His desire for justice went unrewarded: during the off-season the Nuggets promptly traded him to the Sacramento Kings in a move that made little sense from a basketball perspective. Mahmoud saw his minutes take a precipitous drop over the next two seasons, much to the confusion of opposing coaches who’d spent the previous week game-planning for his prolific shooting abilities. In many ways he was a beta version of Stephen Curry, a quick and crafty point guard with an exceptional handle who could decimate defenses with furious shooting binges. (We see you, Phil Jackson.) Nonetheless, after the underwhelming spell in Sacramento Abdul-Rauf quickly became a short-lived relic of the mid-90s, with no other teams showing interest in his progressive skill-set.

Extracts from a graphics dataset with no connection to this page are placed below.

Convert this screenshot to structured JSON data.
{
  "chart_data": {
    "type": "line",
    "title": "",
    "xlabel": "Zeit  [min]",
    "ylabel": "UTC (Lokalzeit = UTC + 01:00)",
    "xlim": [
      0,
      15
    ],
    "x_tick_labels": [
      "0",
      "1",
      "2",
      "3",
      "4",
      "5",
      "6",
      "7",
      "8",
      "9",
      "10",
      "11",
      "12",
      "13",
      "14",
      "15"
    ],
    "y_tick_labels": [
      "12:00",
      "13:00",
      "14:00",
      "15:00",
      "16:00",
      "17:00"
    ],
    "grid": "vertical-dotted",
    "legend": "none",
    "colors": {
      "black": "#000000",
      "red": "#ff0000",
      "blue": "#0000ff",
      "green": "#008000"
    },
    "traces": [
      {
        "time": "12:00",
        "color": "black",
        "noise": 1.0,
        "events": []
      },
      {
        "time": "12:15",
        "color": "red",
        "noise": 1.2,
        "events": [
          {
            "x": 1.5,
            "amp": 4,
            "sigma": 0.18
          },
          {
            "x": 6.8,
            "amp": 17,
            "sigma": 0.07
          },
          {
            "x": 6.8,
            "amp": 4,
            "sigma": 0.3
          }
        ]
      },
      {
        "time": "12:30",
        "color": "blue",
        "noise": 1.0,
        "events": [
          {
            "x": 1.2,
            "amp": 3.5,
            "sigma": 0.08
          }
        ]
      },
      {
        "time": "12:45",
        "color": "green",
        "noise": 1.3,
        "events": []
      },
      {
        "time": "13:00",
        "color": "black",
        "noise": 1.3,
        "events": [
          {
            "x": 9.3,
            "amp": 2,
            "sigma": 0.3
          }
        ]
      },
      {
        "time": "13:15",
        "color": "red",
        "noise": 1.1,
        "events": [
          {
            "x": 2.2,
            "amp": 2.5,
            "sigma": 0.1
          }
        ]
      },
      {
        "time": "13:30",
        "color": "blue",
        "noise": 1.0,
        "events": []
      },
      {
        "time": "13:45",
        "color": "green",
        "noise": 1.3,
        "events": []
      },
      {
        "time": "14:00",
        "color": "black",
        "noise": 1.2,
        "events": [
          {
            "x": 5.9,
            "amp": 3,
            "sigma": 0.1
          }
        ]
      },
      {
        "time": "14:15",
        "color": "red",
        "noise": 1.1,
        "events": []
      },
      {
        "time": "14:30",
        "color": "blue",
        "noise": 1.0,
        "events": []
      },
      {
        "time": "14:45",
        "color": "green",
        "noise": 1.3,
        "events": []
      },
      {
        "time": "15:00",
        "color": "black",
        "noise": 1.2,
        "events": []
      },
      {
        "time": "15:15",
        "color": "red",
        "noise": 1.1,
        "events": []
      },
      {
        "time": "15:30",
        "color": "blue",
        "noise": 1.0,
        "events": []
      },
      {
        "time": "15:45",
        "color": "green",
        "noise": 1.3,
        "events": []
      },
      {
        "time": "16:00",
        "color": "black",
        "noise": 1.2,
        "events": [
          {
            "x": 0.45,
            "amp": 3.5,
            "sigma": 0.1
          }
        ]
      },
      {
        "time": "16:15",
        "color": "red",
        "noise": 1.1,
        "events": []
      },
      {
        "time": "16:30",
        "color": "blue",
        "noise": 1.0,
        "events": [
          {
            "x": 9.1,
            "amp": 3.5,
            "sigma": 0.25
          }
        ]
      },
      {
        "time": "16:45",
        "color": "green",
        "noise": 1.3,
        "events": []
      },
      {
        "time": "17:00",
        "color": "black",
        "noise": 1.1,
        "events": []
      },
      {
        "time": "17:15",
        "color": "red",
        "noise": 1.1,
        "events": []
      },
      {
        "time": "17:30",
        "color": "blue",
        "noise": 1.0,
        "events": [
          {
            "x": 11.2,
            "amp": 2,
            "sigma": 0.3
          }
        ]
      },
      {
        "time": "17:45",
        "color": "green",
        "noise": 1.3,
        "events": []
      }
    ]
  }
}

He was all but expunged from memory.
The trajectory of Abdul-Rauf’s career is, in some ways, eerily similar to that of Colin Kaepernick, and the latter’s recent cause celebre has aroused some faint recollections of “that Muslim guy” who once protested American imperialism at the expense of his NBA career. These recollections, however, only arise on the dim fringes of the national debate in places like dusty Reddit threads, and more or less go unacknowledged in the world of talking heads and trending headlines. Perhaps the implications of this parallel are far too dire for the purveyors of our pop culture-is it possible that, in the last twenty years, two major pro athletes have had their careers derailed for exercising their first amendment rights in the public eye?
The primary criticism of Kap’s #TakeAKnee campaign seems to revolve around the idea that his protest is dishonorable towards all the soldiers overseas and veterans back home, as if the quarterback is engaging in an unseemly bit of recalcitrance that challenges the vanguard of American honor. The irony here is that constitutional dissent is as “American” as it gets, that the policies in question are far more a threat to our nation’s integrity than is the refusal of a public figure to partake in a symbolic ritual of patriotism. When our leaders digress from the path of liberty as set out by the founding documents, the person who brings this to our attention is certainly not the treasonous party, nor is he the one guilty of dishonoring the men and women of the military.
One of the most surprising things about the Kaepernick firestorm is that it originated in the NFL, which has more or less been proven to be an annexed department of the Department of Defense. In 2015, we learned that the DOD had spent nearly 7 million dollars on “paid patriotism” stunts at football games in the previous four years, a staggering sum when you consider the vanishing budget for education along with the ever-rising poverty rate. Manufactured worship of the Military Industrial Complex, apparently, is a more prized commodity than educated minds or social equality. Let’s not forget that Republicans and Democrats were united across party lines in approving an 80 billion increase in military spending just last month. The War Machine must remain well-oiled literally at all costs, even at the expense of the people it purports to protect. No wonder the NFL player who’s refused to stand for the anthem is suddenly out of work, possibly for good.
If you ask Abdul-Rauf, it doesn’t surprise him at all.
“It’s a process of just trying to weed you out. This is what I feel is going to happen to Kaepernick. They begin to try and put you in vulnerable positions. They play with your minutes, trying to mess up your rhythm. Then they sit you more. Then what it looks like is, well, the guy just doesn’t have it anymore, so we trade him.”
In a reality where patriotism is commodified and the meaning of democracy is sacrificed for the coercion of spectacle, maybe our discussions should go beyond the hot-button personalities and look, instead, at what they’ve drawn our attention to. Mahmoud Abdul-Rauf and most likely Colin Kaepernick have given up their playing careers in order for us to do so; the least we can do is listen in return.